Odroid is a cool solution. As a small NAS, imho is very good. And considering the price, you can always use a few.
Odroid HC eats RPI2 / RPI3 for breakfast … In every aspect.
RPi is very slow when it comes to the network. HC handles 1Gb/s without a problem. It has a good stable SATA bridge which eliminates instability from USB A. And it does not use usb to power, which is also problematic in others sbc. There are many people who use HC2 with 12TB HDD and are satisfied. Some even built 200TB GlusterFS based on HC2.
With HC you only need PSU and SD card, preferably A1, minimum 16 GB and optional plastic top. As the system is available ARMBIAN, in principle, debian stable. And as a typical NAS, OpenMediaVault is available. HC is not inferior in terms of capabilities or performance at a low-cost corporate NAS. Of course, as everything has its limitations. We eat soup with a spoon and not with a fork, so …
Personally, I still consider HC1 / HC2 a better choice for NAS than even RPI4.
You will probably find some local distributor. Or order directly from Korea or USA / EU.

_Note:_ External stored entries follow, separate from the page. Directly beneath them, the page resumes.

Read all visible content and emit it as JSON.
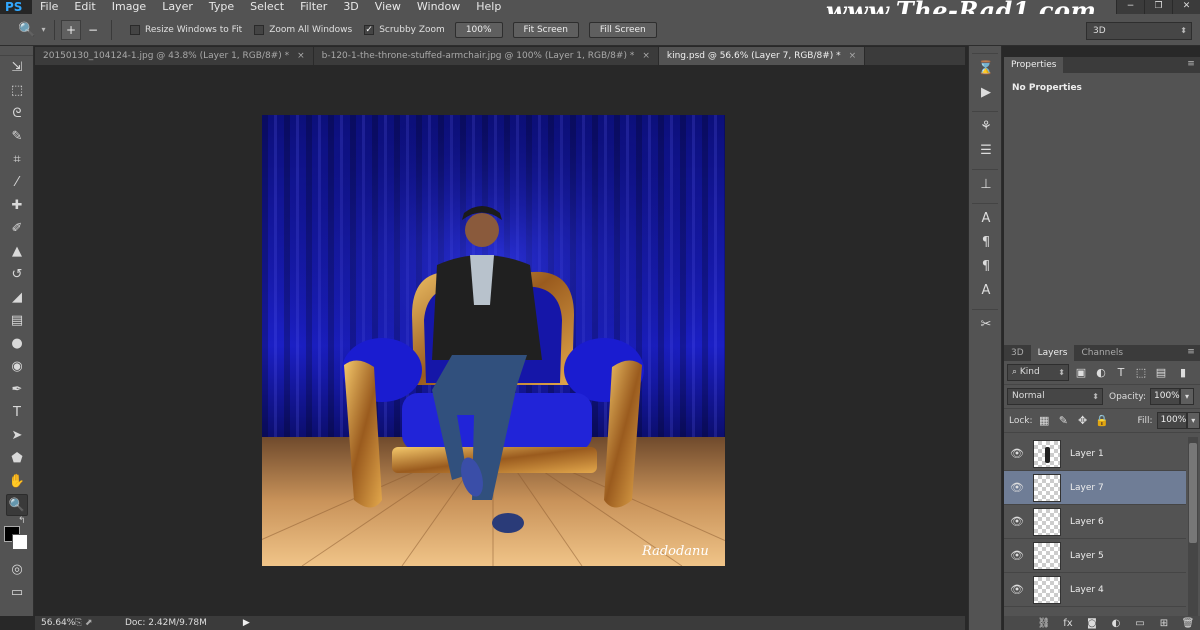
{
  "app": {
    "logo": "PS"
  },
  "menu": [
    "File",
    "Edit",
    "Image",
    "Layer",
    "Type",
    "Select",
    "Filter",
    "3D",
    "View",
    "Window",
    "Help"
  ],
  "watermark": "www.The-Rad1.com",
  "window_buttons": [
    "−",
    "❐",
    "✕"
  ],
  "options": {
    "tool_icon": "zoom-tool-icon",
    "zoom_in": "+",
    "zoom_out": "−",
    "resize_windows": "Resize Windows to Fit",
    "resize_checked": false,
    "zoom_all": "Zoom All Windows",
    "zoom_all_checked": false,
    "scrubby_zoom": "Scrubby Zoom",
    "scrubby_checked": true,
    "btn_100": "100%",
    "btn_fit": "Fit Screen",
    "btn_fill": "Fill Screen",
    "workspace": "3D"
  },
  "tabs": [
    {
      "label": "20150130_104124-1.jpg @ 43.8% (Layer 1, RGB/8#) *",
      "active": false
    },
    {
      "label": "b-120-1-the-throne-stuffed-armchair.jpg @ 100% (Layer 1, RGB/8#) *",
      "active": false
    },
    {
      "label": "king.psd @ 56.6% (Layer 7, RGB/8#) *",
      "active": true
    }
  ],
  "tools": [
    "move-tool-icon",
    "marquee-tool-icon",
    "lasso-tool-icon",
    "quick-select-tool-icon",
    "crop-tool-icon",
    "eyedropper-tool-icon",
    "healing-tool-icon",
    "brush-tool-icon",
    "stamp-tool-icon",
    "history-brush-tool-icon",
    "eraser-tool-icon",
    "gradient-tool-icon",
    "blur-tool-icon",
    "dodge-tool-icon",
    "pen-tool-icon",
    "type-tool-icon",
    "path-select-tool-icon",
    "shape-tool-icon",
    "hand-tool-icon",
    "zoom-tool-icon"
  ],
  "tool_glyphs": [
    "⇲",
    "⬚",
    "ᘓ",
    "✎",
    "⌗",
    "⁄",
    "✚",
    "✐",
    "▲",
    "↺",
    "◢",
    "▤",
    "●",
    "◉",
    "✒",
    "T",
    "➤",
    "⬟",
    "✋",
    "🔍"
  ],
  "status": {
    "zoom": "56.64%",
    "doc": "Doc: 2.42M/9.78M",
    "arrow": "▶"
  },
  "properties": {
    "tab": "Properties",
    "content": "No Properties"
  },
  "layers_panel": {
    "tabs": [
      "3D",
      "Layers",
      "Channels"
    ],
    "kind": "Kind",
    "blend": "Normal",
    "opacity_label": "Opacity:",
    "opacity": "100%",
    "lock_label": "Lock:",
    "fill_label": "Fill:",
    "fill": "100%",
    "layers": [
      {
        "name": "Layer 1",
        "selected": false
      },
      {
        "name": "Layer 7",
        "selected": true
      },
      {
        "name": "Layer 6",
        "selected": false
      },
      {
        "name": "Layer 5",
        "selected": false
      },
      {
        "name": "Layer 4",
        "selected": false
      }
    ]
  },
  "artwork": {
    "signature": "Radodanu"
  },
  "colors": {
    "accent": "#31a8ff",
    "panel": "#535353",
    "workspace": "#282828",
    "selected_layer": "#6f7d96"
  }
}
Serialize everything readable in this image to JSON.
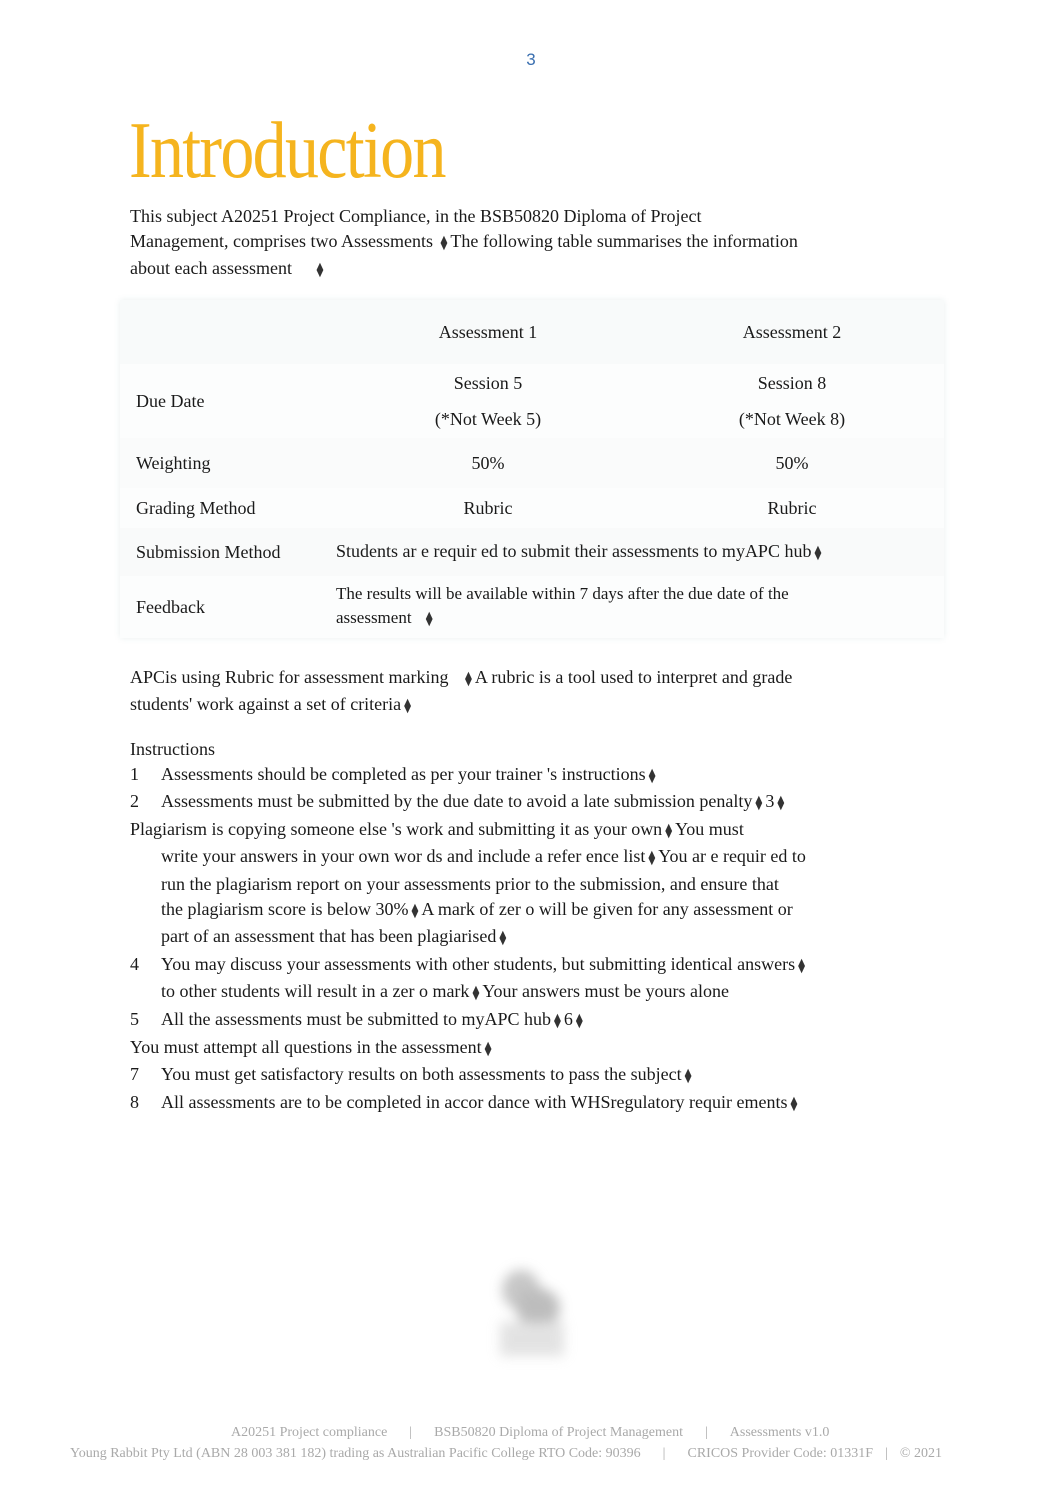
{
  "page": {
    "number": "3"
  },
  "title": "Introduction",
  "intro": {
    "line1": "This subject A20251 Project Compliance, in the BSB50820 Diploma of Project",
    "line2a": "Management,   comprises two   Assessments",
    "line2b": "The following   table   summarises   the  information",
    "line3": "about each assessment"
  },
  "table": {
    "headers": [
      "",
      "Assessment 1",
      "Assessment 2"
    ],
    "due_date": {
      "label": "Due Date",
      "a1": [
        "Session 5",
        "(*Not Week 5)"
      ],
      "a2": [
        "Session 8",
        "(*Not Week 8)"
      ]
    },
    "weighting": {
      "label": "Weighting",
      "a1": "50%",
      "a2": "50%"
    },
    "grading": {
      "label": "Grading Method",
      "a1": "Rubric",
      "a2": "Rubric"
    },
    "submission": {
      "label": "Submission Method",
      "text": "Students   ar e  requir ed  to submit   their   assessments to    myAPC hub"
    },
    "feedback": {
      "label": "Feedback",
      "line1": "The results will be available within 7 days after the due date of the",
      "line2": "assessment"
    }
  },
  "rubric_para": {
    "part1": "APCis using  Rubric for  assessment marking",
    "part2": "A rubric  is a  tool  used  to  interpret   and  grade",
    "part3": "students'   work against   a  set  of criteria"
  },
  "instructions": {
    "heading": "Instructions",
    "items": [
      {
        "num": "1",
        "text": "Assessments   should  be  completed as per your     trainer  's instructions"
      },
      {
        "num": "2",
        "text": "Assessments   must  be  submitted   by the  due  date to avoid    a late  submission  penalty",
        "tail": "3"
      },
      {
        "num": "",
        "text": "Plagiarism  is copying  someone   else 's work and  submitting   it as your  own",
        "tail_text": "You must"
      },
      {
        "num": "",
        "text": "write  your answers   in your own  wor ds and  include  a refer ence  list",
        "tail_text": "You ar e  requir ed  to",
        "indent": true
      },
      {
        "num": "",
        "text": "run the plagiarism report on your assessments prior to the submission, and ensure that",
        "indent": true
      },
      {
        "num": "",
        "text": "the  plagiarism score    is below  30%",
        "tail_text": "A mark  of zer o will  be  given  for any assessment or",
        "indent": true
      },
      {
        "num": "",
        "text": "part  of an assessment    that  has  been  plagiarised",
        "indent": true
      },
      {
        "num": "4",
        "text": "You may discuss your assessments     with  other  students,   but submitting    identical  answers"
      },
      {
        "num": "",
        "text": "to other   students   will result  in a  zer o  mark",
        "tail_text": "Your answers must    be  yours alone",
        "indent": true
      },
      {
        "num": "5",
        "text": "All the  assessments must    be  submitted to    myAPC hub",
        "tail": "6"
      },
      {
        "num": "",
        "text": "You must  attempt   all questions   in the  assessment"
      },
      {
        "num": "7",
        "text": "You must  get  satisfactory   results  on both  assessments to    pass  the  subject"
      },
      {
        "num": "8",
        "text": "All assessments   are to  be  completed    in accor dance  with  WHSregulatory   requir ements"
      }
    ]
  },
  "footer": {
    "line1": [
      "A20251 Project compliance",
      "BSB50820 Diploma of Project Management",
      "Assessments v1.0"
    ],
    "line2": [
      "Young Rabbit Pty Ltd (ABN 28 003 381 182) trading as Australian Pacific College RTO Code: 90396",
      "CRICOS Provider Code: 01331F",
      "© 2021"
    ],
    "separator": "|"
  },
  "glyphs": {
    "bullet_mark": "⧫"
  },
  "colors": {
    "title": "#f5b41e",
    "page_number": "#3a6fb0",
    "footer": "#a9a9a9"
  }
}
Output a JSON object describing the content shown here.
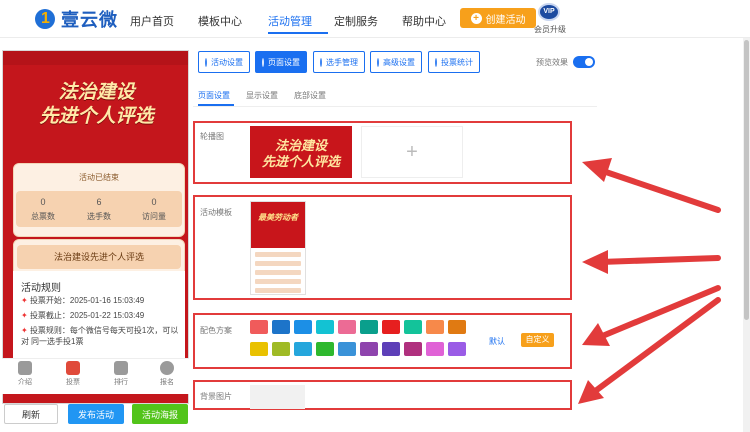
{
  "header": {
    "brand": "壹云微",
    "nav": [
      "用户首页",
      "模板中心",
      "活动管理",
      "定制服务",
      "帮助中心"
    ],
    "create_button": "创建活动",
    "vip_badge": "VIP",
    "vip_label": "会员升级"
  },
  "preview": {
    "banner_line1": "法治建设",
    "banner_line2": "先进个人评选",
    "status": "活动已结束",
    "stats": [
      {
        "value": "0",
        "label": "总票数"
      },
      {
        "value": "6",
        "label": "选手数"
      },
      {
        "value": "0",
        "label": "访问量"
      }
    ],
    "activity_name": "法治建设先进个人评选",
    "rules_title": "活动规则",
    "rules": [
      "投票开始：2025-01-16 15:03:49",
      "投票截止：2025-01-22 15:03:49",
      "投票规则：每个微信号每天可投1次，可以对",
      "同一选手投1票"
    ],
    "tabbar": [
      "介绍",
      "投票",
      "排行",
      "报名"
    ],
    "buttons": {
      "refresh": "刷新",
      "publish": "发布活动",
      "return": "活动海报"
    }
  },
  "settings": {
    "toolbar": [
      "活动设置",
      "页面设置",
      "选手管理",
      "高级设置",
      "投票统计"
    ],
    "preview_label": "预览效果",
    "subtabs": [
      "页面设置",
      "显示设置",
      "底部设置"
    ],
    "carousel_label": "轮播图",
    "carousel_image_line1": "法治建设",
    "carousel_image_line2": "先进个人评选",
    "add_symbol": "+",
    "template_label": "活动模板",
    "template_thumb_text": "最美劳动者",
    "color_label": "配色方案",
    "colors_row1": [
      "#f05b5b",
      "#1d74c9",
      "#1c8fe6",
      "#13c2d3",
      "#ec6b95",
      "#0a9f8c",
      "#e61f1f",
      "#13c39a",
      "#f7894a",
      "#e07a12"
    ],
    "colors_row2": [
      "#e9c100",
      "#9fba25",
      "#25a6dc",
      "#2eb82e",
      "#3a92d8",
      "#8e44ad",
      "#5d3fb8",
      "#b0307e",
      "#e062d6",
      "#9a5ce6"
    ],
    "default_label": "默认",
    "custom_label": "自定义",
    "bg_label": "背景图片"
  }
}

Personally, at home I have my private HC1 smaller version of HC2 for 2.5
There is no support for AES unfortunately. This is the old Samsung Exynos5422 CPU. Most of the typical tasks for the NAS are still strong, but it is certainly not a performance daemon in 2019 in the x86 context. And always remember that it is 32bit (ARMv7). So eight cores will probably get tired if you have heavy traffic. Of course, everything depends what we consider heavy.
Personally, I did not have any problem with performance. Eight cores and 2GB RAM do the work for a small NAS and less demanding things in the background like PiHole. On my HC1 I even have Kodi as an audio player.
Perhaps it will be useful to someone …
VeraCrypt 1.21, Armbian 5.85, Kernel 4.14.127
Of course, eight cores 100% use.
You mean ordering directly from https://www.hardkernel.com/ ? The price is nearly identical to https://ameridroid.com/ but the shipping is quite a bit more. After currency conversion it comes to basically the same price or more as the local distributors.
To pretend we’re not going too far off topic from the OP, what OS and NAS filesystem was the organization using?
What backup system would you recommend for Windows computers?
Does anyone back up their phones?
How do you guard against malware/ransomware on the NAS?
Since they were already using a NAS (maybe the only data source), the proposal is to back up the NAS to another NAS?